Rabbi Hayim David HaLevi, prominent Sephardic former chief Rabbi of Tel Aviv, in his classic masterwork Assey L’cha Rav, wrote a lengthy comparison between traditional Jewish belief as found in Talmud, midrash, and Kabbalistic works to the more recent reports of NDE experiences. In his eyes, there’s profound significance to the secular world’s awakening to a most powerful spiritual truth – the existence of the soul whose continued existence cannot be negated with the passing of its corporeal body.
And now another part of the story is being uncovered. Jewish mysticism also taught that death is accompanied by an all-important life review. As we approach a non-terrestrial existence, we are permitted a flashback which finally allows us to gain a full perspective on both our sins as well as our achievements, our failings as well as our accomplishments. Before we leave this earth we are given the opportunity to reflect upon the meaning of our past lives and the legacy we pass on to those we leave behind.
Interestingly, the new study by Hadassah hospital, led by Dr. Judith Katz, a neurologist at Hadassah University in Jerusalem, found that life reviews experiences (LRE) accompanying the dying process were frequent and shared numerous common elements.
People saw their past lives as if watching a movie, but the order of events they recalled did not follow chronology. As one participant put it:
‘‘There is not a linear progression, there is lack of time limits… It was like being there for centuries. I was not in time/space so this question also feels impossible to answer. A moment, and a thousand years… both and neither. It all happened at once, or some experiences within my near-death experience were going on at the same time as others, though my human mind separates them into different events.”
Profound empathy for people with whom they shared significant moments during their lives was also recorded by almost all of the participants in the LRE research. A common element of LREs was the inclusion of deeply emotional experiences from the perspective of others close to them. Here’s what one participant had to say: ‘‘I could individually go into each person and I could feel the pain that they had in their life … I was allowed to see that part of them and feel for myself what they felt.”
Another one: “I was seeing, feeling these things about him [my father], and he was sharing with me the things of his early childhood and how things were difficult for him.”
Perhaps the most significant conclusion was that “all interviewees in the study said after their LRE, they had experienced a major change in perspective regarding significant people in their lives or important life events.”
The researchers who reported their findings chose not to assess them from a spiritual perspective nor to link them to age-old rabbinic insights into the soul as well as the religious explanations for our final journey. Scientists hesitate to make science subservient to traditional belief. Instead they tried to offer other explanations for their findings – how the prefrontal, medial temporal, or parietal cortices, all “happen to be particularly vulnerable to hypoxia and blood loss resulting from traumatic near-death experiences.”
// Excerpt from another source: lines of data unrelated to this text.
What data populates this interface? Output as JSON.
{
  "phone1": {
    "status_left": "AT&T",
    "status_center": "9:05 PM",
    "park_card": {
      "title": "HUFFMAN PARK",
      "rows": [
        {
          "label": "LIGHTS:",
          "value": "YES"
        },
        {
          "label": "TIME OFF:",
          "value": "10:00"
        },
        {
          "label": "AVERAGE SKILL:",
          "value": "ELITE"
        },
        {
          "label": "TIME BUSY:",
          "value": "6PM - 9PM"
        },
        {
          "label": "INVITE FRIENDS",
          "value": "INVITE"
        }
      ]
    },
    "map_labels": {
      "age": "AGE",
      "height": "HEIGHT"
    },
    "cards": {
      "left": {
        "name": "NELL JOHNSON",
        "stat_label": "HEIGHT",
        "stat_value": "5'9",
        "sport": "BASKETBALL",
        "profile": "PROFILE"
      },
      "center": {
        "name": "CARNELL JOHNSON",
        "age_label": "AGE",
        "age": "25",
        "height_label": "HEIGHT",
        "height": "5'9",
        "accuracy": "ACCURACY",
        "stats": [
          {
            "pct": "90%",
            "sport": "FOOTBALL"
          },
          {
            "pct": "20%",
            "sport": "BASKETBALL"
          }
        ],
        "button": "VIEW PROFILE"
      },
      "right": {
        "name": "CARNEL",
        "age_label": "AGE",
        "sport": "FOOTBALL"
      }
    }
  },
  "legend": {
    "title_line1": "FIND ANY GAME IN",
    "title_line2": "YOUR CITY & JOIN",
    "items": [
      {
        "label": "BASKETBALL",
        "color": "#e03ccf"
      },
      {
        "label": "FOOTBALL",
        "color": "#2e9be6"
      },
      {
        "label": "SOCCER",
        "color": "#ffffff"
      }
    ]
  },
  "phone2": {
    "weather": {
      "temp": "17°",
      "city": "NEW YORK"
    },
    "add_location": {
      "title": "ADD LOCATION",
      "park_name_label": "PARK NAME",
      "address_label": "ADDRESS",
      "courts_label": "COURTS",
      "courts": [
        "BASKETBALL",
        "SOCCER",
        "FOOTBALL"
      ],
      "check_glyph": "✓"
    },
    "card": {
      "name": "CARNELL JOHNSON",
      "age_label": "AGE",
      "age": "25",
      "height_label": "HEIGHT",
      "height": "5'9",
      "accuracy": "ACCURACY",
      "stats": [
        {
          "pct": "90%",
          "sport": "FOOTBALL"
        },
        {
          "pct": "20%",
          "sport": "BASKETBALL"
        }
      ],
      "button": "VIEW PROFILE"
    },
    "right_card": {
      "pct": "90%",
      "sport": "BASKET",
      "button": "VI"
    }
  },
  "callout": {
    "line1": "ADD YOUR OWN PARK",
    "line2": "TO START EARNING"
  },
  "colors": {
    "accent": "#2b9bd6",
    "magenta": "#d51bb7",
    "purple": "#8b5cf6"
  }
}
Of course that is possible. Far more probable to my mind though is what the wisdom of our tradition understood for thousands of years. Death, as the Rabbi of Kotzk put it, is “nothing more than moving from one room to another, from a comparative hovel to a magnificent domicile in heaven.” And as a final courtesy, before we leave for that trip God allows us a look back, to see the movie of our lifetime.
We may then be filled either with regret or with joy. To know that in advance is perhaps the greatest inspiration to lead a life filled with meaning and purpose.